Grow and Have Fun: A Kid-to-Kid Guide


June 1, 2020

By Emma Biggs and Steven Biggs
Storey Publishing, 2019
144 pages, paperback, $18.95

The first thing you notice about this book is that it is bright! It’s filled with colorful photos and kid-friendly illustrations that invite you to explore the pages. The table of contents is laid out like square-foot beds, instead of list-style, each chapter’s block labeled with what’s inside. At a glance you can see that there’s practical garden advice, fall and winter gardening tips, and a huge section with garden ideas for kids.

Author Emma Biggs started writing this book when she was 12 because, she says, “kids have different ideas about gardening than grown-ups.” Adults like straight rows and no weeds, but kids’ gardens tend to look a lot messier. So Emma is an advocate for all kids to have their own plot where they can grow what they want – purple carrots, for example. A kid’s garden is more than a place to grow plants, she says; it’s also where they can explore insects, soil and wildlife.

In the first chapter, Emma introduces annuals and perennials, intentional plantings versus those that come up on their own (also known as “weeds”), and why soil is more than dirt. She talks about sun requirements, watering, tools, and focuses on two important issues: weeds and insects. Emma’s approach to weeds is organic: pull them, mulch them or eat them – and she lists a few you can eat, including dandelions, Japanese knotweed, purslane and garlic mustard. She also highlights her favorite garden bugs, ideas for keeping pests in control, and how to plant for pollinators.

Chapter two is where the fun happens. Emma shares more than a dozen ideas to help kids of all ages get growing. There’s an A-to-Z garden … asparagus and zucchini are the easy ones, but what do you plant for X? What about a rainbow garden? Or just the opposite: a garden of plants all in a single color? She includes a pizza garden – this is a book for kids, after all – and a garden for giants, filled with big beets, colossal cantaloupes and more. She involves all senses, with garden ideas for sound and touch. And for kids who love flowers, she adds advice on how to create a flower stand business alongside gardening how-to.
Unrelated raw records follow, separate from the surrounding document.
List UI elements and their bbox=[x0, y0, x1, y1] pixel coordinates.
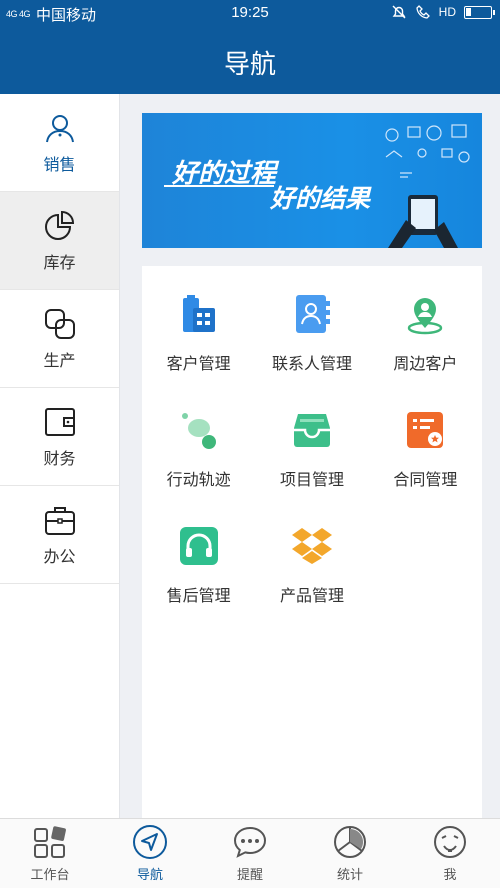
briefcase-icon bbox=[44, 506, 75, 535]
sidebar-item-label: 库存 bbox=[43, 254, 76, 272]
module-panel: 客户管理 联系人管理 周边客户 行动轨迹 项目管理 合同管理 售后管理 产品管理 bbox=[142, 266, 482, 818]
sidebar-item-label: 销售 bbox=[43, 156, 76, 174]
module-nearby-customers[interactable]: 周边客户 bbox=[369, 292, 482, 374]
module-product-management[interactable]: 产品管理 bbox=[255, 524, 368, 606]
user-icon bbox=[45, 114, 74, 142]
tablet-illustration bbox=[385, 124, 470, 248]
module-customer-management[interactable]: 客户管理 bbox=[142, 292, 255, 374]
sidebar-item-label: 办公 bbox=[43, 548, 76, 566]
module-contract-management[interactable]: 合同管理 bbox=[369, 408, 482, 490]
bottom-tab-bar: 工作台 导航 提醒 统计 我 bbox=[0, 818, 500, 888]
tab-label: 工作台 bbox=[30, 867, 70, 882]
wallet-icon bbox=[44, 407, 75, 436]
module-label: 行动轨迹 bbox=[166, 472, 231, 489]
sidebar-item-label: 生产 bbox=[43, 352, 76, 370]
building-icon bbox=[182, 295, 215, 332]
headset-icon bbox=[179, 527, 218, 565]
hd-label: HD bbox=[438, 5, 456, 19]
tab-label: 统计 bbox=[336, 867, 363, 882]
module-label: 客户管理 bbox=[166, 356, 231, 373]
location-pin-icon bbox=[408, 298, 443, 335]
module-label: 周边客户 bbox=[393, 356, 458, 373]
module-label: 售后管理 bbox=[166, 588, 231, 605]
stats-pie-icon bbox=[334, 826, 366, 858]
tab-me[interactable]: 我 bbox=[400, 819, 500, 888]
sidebar-item-sales[interactable]: 销售 bbox=[0, 94, 119, 192]
tab-workbench[interactable]: 工作台 bbox=[0, 819, 100, 888]
module-contacts-management[interactable]: 联系人管理 bbox=[255, 292, 368, 374]
sidebar-item-inventory[interactable]: 库存 bbox=[0, 192, 119, 290]
module-label: 联系人管理 bbox=[271, 356, 352, 373]
trail-dots-icon bbox=[181, 413, 216, 449]
tab-navigation[interactable]: 导航 bbox=[100, 819, 200, 888]
sidebar-item-label: 财务 bbox=[43, 450, 76, 468]
tab-label: 我 bbox=[443, 867, 457, 882]
chat-bubble-icon bbox=[233, 826, 267, 858]
tab-label: 导航 bbox=[136, 867, 163, 882]
module-label: 合同管理 bbox=[393, 472, 458, 489]
status-bar: 4G 4G 中国移动 19:25 HD bbox=[0, 0, 500, 28]
dropbox-box-icon bbox=[291, 528, 332, 564]
sidebar-item-office[interactable]: 办公 bbox=[0, 486, 119, 584]
banner-text-process: 好的过程 bbox=[172, 158, 277, 188]
contract-icon bbox=[407, 412, 444, 448]
sidebar-item-production[interactable]: 生产 bbox=[0, 290, 119, 388]
inbox-tray-icon bbox=[293, 414, 330, 447]
face-icon bbox=[434, 826, 466, 858]
pie-chart-icon bbox=[44, 210, 74, 240]
tab-statistics[interactable]: 统计 bbox=[300, 819, 400, 888]
module-label: 项目管理 bbox=[279, 472, 344, 489]
module-label: 产品管理 bbox=[279, 588, 344, 605]
overlap-squares-icon bbox=[44, 308, 75, 339]
battery-icon bbox=[464, 5, 495, 19]
bell-off-icon bbox=[392, 5, 406, 19]
module-after-sales-management[interactable]: 售后管理 bbox=[142, 524, 255, 606]
sidebar-item-finance[interactable]: 财务 bbox=[0, 388, 119, 486]
banner-text-result: 好的结果 bbox=[270, 185, 371, 213]
module-action-trail[interactable]: 行动轨迹 bbox=[142, 408, 255, 490]
contacts-book-icon bbox=[295, 295, 330, 333]
tab-reminders[interactable]: 提醒 bbox=[200, 819, 300, 888]
phone-hd-icon bbox=[415, 5, 430, 19]
promo-banner[interactable]: 好的过程 好的结果 bbox=[142, 113, 482, 248]
module-project-management[interactable]: 项目管理 bbox=[255, 408, 368, 490]
page-title: 导航 bbox=[223, 49, 276, 79]
app-header: 4G 4G 中国移动 19:25 HD 导航 bbox=[0, 0, 500, 94]
navigation-arrow-icon bbox=[133, 825, 167, 859]
tab-label: 提醒 bbox=[236, 867, 263, 882]
category-sidebar: 销售 库存 生产 财务 办公 bbox=[0, 94, 120, 818]
workbench-icon bbox=[34, 826, 66, 858]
Emma ends her book with a couple of chapters containing practical advice, from constructing raised beds to fall planting and building cold frames. What I really like, though, is the last page: My Top 10 130 Tomatoes. It’s Emma’s list of tomatoes that she grew one summer.

Although Emma wrote this book for kids, I think parents – and beginning gardeners of all ages – will appreciate her no-nonsense “how to garden” approach.

– Sue Smith-Heavenrich, Candor, N.Y.